One of the welcoming signs created by Porch Light. Photo by Dave Rosenblum.

These airports represent the diametric poles of an empire. Philadelphia International Airport exists because the United States and its political, military, and economic allies maintain geographical zones of security within which travel and trade can take place with only the obstacles of inconvenience, frustration — and, in a different register, capital accumulation, low worker wages, and environmental degradation — to address. Kabul International Airport, the departure point for most of the Afghan evacuees who flew to Philadelphia, is the embodiment of imperial failure: despite mammoth investments of money, effort, and weaponry, that airport was lost, but not before it — along with Afghanistan as a whole — had been the site of massive psychological stress, along with supernormal profit, worker exploitation, and environmental damage. Along with the utter terror they faced before and during their escape from that distant airfield and the estrangement they confronted upon their arrival in Philadelphia, the evacuees have been obliged to embody a symbolic connection between these two airports. Because of the failure of the empire to protect them, these 25,000 evacuees have been asked, in the moment of their escape, to span the basic opposing manifestations of this empire — the complex, metropolitan, highly ordered element of its core, and the raw, hierarchical, contingent element of its periphery. 

This unspoken bargain compounded the evacuees’ already psychologically stressful transition. Stuck, not quite settled in their new country, in a setting that unsettlingly mirrors the site of the last moments in their old country, the evacuees were being forced to re-live, again and again, the trauma of their incomplete flight from Afghanistan. It’s no wonder that many of them exhibited signs of acute mental health difficulty.
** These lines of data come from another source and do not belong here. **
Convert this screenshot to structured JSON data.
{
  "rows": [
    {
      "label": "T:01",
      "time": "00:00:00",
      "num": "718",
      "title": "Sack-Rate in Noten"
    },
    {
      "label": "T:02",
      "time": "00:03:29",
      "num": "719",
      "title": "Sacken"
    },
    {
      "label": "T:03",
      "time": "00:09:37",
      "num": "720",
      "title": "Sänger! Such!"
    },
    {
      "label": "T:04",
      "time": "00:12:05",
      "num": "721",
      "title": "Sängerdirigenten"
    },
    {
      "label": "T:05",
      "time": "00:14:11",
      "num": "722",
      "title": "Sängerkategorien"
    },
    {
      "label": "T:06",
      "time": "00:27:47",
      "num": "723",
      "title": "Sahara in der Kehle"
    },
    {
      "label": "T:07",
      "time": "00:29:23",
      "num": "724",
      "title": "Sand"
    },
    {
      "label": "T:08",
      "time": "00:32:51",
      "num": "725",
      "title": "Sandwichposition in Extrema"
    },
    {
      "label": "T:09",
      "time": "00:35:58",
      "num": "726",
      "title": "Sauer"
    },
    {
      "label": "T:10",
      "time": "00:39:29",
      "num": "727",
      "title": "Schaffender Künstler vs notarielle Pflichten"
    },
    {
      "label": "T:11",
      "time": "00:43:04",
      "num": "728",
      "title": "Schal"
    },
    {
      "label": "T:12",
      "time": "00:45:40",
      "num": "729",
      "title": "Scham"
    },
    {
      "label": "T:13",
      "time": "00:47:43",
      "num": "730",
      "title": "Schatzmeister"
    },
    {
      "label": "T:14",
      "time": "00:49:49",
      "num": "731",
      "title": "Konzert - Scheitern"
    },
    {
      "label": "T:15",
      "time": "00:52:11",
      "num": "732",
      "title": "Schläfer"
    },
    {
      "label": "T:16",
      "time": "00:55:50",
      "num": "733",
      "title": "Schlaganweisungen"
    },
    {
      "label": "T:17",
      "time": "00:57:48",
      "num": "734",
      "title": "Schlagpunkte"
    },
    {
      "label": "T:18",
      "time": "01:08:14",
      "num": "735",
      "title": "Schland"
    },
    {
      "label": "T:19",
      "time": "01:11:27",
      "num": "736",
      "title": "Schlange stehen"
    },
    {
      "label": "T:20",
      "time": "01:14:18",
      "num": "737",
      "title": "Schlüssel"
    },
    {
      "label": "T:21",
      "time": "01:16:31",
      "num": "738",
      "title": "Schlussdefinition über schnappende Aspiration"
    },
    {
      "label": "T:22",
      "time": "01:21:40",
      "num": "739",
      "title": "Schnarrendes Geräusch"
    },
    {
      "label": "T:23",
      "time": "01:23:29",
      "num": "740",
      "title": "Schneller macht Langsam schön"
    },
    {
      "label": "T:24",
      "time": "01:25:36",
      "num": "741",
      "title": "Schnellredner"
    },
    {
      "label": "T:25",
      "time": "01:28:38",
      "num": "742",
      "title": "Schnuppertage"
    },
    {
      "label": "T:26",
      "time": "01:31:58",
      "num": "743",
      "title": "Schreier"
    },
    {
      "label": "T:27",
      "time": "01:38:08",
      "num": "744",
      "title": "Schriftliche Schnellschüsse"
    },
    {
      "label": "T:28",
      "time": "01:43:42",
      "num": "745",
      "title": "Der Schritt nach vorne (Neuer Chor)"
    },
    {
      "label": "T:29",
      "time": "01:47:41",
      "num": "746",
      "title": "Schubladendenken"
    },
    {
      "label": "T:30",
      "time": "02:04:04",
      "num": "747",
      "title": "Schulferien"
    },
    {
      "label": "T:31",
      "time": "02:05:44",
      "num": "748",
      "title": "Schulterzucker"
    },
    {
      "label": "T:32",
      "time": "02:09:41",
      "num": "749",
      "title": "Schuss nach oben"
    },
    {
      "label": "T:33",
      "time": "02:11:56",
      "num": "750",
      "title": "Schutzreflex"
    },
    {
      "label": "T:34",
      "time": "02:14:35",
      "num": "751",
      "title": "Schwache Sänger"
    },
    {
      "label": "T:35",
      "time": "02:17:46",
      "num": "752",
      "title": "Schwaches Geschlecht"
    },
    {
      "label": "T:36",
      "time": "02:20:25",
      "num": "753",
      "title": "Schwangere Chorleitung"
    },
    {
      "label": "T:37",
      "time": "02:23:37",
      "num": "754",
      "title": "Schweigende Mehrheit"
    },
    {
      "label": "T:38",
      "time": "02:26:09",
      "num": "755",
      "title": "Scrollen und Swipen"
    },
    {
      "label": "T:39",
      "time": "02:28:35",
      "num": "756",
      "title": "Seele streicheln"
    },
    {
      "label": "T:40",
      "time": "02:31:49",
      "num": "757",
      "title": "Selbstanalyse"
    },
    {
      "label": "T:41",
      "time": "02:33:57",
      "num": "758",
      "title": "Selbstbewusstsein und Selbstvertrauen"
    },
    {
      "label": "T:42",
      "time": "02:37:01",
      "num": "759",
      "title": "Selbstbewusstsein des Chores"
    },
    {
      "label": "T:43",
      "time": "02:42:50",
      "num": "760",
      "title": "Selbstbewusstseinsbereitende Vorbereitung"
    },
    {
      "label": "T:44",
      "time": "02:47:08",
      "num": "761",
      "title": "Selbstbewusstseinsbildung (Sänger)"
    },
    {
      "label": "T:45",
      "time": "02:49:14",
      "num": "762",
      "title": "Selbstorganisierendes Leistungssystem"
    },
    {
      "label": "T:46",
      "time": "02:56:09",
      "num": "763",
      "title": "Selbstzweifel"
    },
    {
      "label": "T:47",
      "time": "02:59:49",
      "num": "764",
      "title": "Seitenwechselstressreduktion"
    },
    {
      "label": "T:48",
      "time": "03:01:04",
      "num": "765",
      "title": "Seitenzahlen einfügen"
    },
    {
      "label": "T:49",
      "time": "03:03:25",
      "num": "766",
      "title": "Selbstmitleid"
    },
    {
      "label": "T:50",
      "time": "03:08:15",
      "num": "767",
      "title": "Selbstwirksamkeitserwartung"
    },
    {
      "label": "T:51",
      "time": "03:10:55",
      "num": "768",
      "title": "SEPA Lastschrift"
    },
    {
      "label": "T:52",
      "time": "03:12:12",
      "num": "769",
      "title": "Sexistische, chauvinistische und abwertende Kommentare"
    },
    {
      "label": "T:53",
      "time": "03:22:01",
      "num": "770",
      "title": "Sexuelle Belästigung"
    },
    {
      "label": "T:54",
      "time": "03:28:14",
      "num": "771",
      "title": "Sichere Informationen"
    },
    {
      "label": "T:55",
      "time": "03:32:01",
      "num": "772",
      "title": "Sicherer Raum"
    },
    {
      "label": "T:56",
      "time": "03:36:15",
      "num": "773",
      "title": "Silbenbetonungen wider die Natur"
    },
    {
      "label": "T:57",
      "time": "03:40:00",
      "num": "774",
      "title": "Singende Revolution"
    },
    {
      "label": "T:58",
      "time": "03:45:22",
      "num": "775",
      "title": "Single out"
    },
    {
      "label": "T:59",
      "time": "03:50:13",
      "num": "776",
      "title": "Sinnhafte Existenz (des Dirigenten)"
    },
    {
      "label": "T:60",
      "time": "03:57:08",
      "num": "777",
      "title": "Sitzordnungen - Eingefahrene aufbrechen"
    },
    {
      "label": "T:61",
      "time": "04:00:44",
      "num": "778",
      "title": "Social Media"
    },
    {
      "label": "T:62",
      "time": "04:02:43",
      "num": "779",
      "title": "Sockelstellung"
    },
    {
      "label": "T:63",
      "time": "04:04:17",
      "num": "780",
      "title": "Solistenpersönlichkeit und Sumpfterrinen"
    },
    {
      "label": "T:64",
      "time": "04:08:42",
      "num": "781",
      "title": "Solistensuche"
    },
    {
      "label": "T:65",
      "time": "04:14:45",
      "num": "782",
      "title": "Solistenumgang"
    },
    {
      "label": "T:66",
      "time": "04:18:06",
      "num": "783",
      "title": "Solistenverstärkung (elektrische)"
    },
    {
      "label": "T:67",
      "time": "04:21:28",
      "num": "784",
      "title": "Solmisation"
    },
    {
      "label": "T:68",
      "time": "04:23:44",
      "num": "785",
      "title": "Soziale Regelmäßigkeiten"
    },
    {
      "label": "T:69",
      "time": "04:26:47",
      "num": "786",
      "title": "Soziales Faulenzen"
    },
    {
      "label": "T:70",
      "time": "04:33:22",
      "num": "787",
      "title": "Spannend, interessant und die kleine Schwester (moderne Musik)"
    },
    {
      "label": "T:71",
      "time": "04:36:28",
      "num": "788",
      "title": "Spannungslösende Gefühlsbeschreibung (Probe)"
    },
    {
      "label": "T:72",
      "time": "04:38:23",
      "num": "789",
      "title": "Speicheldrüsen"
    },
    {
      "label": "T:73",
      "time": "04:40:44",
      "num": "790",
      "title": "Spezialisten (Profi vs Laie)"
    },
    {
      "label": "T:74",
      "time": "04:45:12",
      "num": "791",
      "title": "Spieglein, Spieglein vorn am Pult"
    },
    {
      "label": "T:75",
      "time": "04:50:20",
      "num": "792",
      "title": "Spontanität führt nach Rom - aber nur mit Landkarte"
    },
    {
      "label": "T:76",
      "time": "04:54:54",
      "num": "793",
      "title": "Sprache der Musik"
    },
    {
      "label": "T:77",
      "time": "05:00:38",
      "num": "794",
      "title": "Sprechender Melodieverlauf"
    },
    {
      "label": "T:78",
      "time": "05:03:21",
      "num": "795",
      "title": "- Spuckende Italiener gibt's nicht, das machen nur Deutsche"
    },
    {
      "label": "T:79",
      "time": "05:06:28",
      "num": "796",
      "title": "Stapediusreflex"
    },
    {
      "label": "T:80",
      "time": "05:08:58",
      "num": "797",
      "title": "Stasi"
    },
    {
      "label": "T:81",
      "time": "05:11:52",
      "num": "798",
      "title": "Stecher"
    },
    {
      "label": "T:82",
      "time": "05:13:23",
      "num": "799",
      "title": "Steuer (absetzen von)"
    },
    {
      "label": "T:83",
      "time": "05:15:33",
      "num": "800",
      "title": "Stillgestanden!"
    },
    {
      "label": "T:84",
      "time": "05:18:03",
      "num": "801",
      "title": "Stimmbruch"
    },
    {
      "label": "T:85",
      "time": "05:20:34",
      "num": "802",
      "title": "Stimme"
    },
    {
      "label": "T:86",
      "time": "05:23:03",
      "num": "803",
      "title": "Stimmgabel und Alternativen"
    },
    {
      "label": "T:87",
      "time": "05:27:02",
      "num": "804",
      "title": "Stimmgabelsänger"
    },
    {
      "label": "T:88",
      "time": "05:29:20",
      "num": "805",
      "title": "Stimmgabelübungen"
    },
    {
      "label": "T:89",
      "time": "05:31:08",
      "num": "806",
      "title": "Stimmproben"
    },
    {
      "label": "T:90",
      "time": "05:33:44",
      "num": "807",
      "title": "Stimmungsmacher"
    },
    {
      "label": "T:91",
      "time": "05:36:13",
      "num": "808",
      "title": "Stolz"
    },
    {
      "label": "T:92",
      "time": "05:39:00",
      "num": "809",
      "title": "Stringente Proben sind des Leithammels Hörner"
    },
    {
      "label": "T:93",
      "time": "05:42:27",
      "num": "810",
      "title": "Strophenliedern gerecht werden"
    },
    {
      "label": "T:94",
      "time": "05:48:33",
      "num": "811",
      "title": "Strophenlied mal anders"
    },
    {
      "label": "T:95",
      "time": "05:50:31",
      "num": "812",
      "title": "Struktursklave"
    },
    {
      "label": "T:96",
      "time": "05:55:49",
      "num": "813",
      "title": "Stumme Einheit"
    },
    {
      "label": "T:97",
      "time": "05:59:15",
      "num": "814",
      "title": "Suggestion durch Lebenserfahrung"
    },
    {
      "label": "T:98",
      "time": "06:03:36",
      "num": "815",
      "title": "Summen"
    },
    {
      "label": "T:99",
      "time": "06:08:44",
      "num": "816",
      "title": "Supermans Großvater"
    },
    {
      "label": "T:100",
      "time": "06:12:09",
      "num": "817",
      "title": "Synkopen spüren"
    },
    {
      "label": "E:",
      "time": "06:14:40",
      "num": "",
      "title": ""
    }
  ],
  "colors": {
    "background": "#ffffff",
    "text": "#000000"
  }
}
Fortunately, as part of its multi-agency response to the entry of the evacuees to the city, Philadephia’s Office of Immigrant Affairs reached out to Mural Arts’ Porch Light program to help immediately improve the evacuees’ environment. Echoing the founding of Mural Arts itself as a focused anti-graffiti project, the initial request from the city involved one task: the creation of welcoming and directional signage. Before long, though, Porch Light staff training and experience in refugee mental health and well-being — honed in Philadelphia’s immigrant-rich neighborhoods — prompted numerous contacts with individual evacuees and collaborations with other agencies. With sponsorship and in-kind supplies from an anonymous donor, Staples, and Dick Blick, Porch Light launched and facilitated initiatives such as approachable, low-stakes art tables for children, a ladies’ lounge/women-centered space for discussion and mutual support, and informal get-togethers where traditional music was played and shared via YouTube: dancing and laughing ensued in baggage claim.

Two volunteers stand behind a table full of crafts in a corner of the airport, interacting with three children of various ages.

Volunteers help children express themselves through crafts. Photo by Dave Rosenblum.

The therapeutic benefits of these activities were subtle but noticeable. Participating evacuees said — and behaved as though — their stress levels decreased. Interpreters and counselors commented specifically that the vicarious trauma they were experiencing was lessened through participation in the activities. The programs were put into place, modified, and — with the diminished flow of evacuees — largely ended too quickly for extensive formal evaluation, but the core Porch Light staff and volunteer group will be developing similar programs for the many tens of thousands of evacuees living at military bases over the next year, and they’ll be bringing lessons learned back to the Mural Arts’ teams working in neighborhoods across Philadelphia, many of which mirror all too clearly the systemic failures of the American imperium.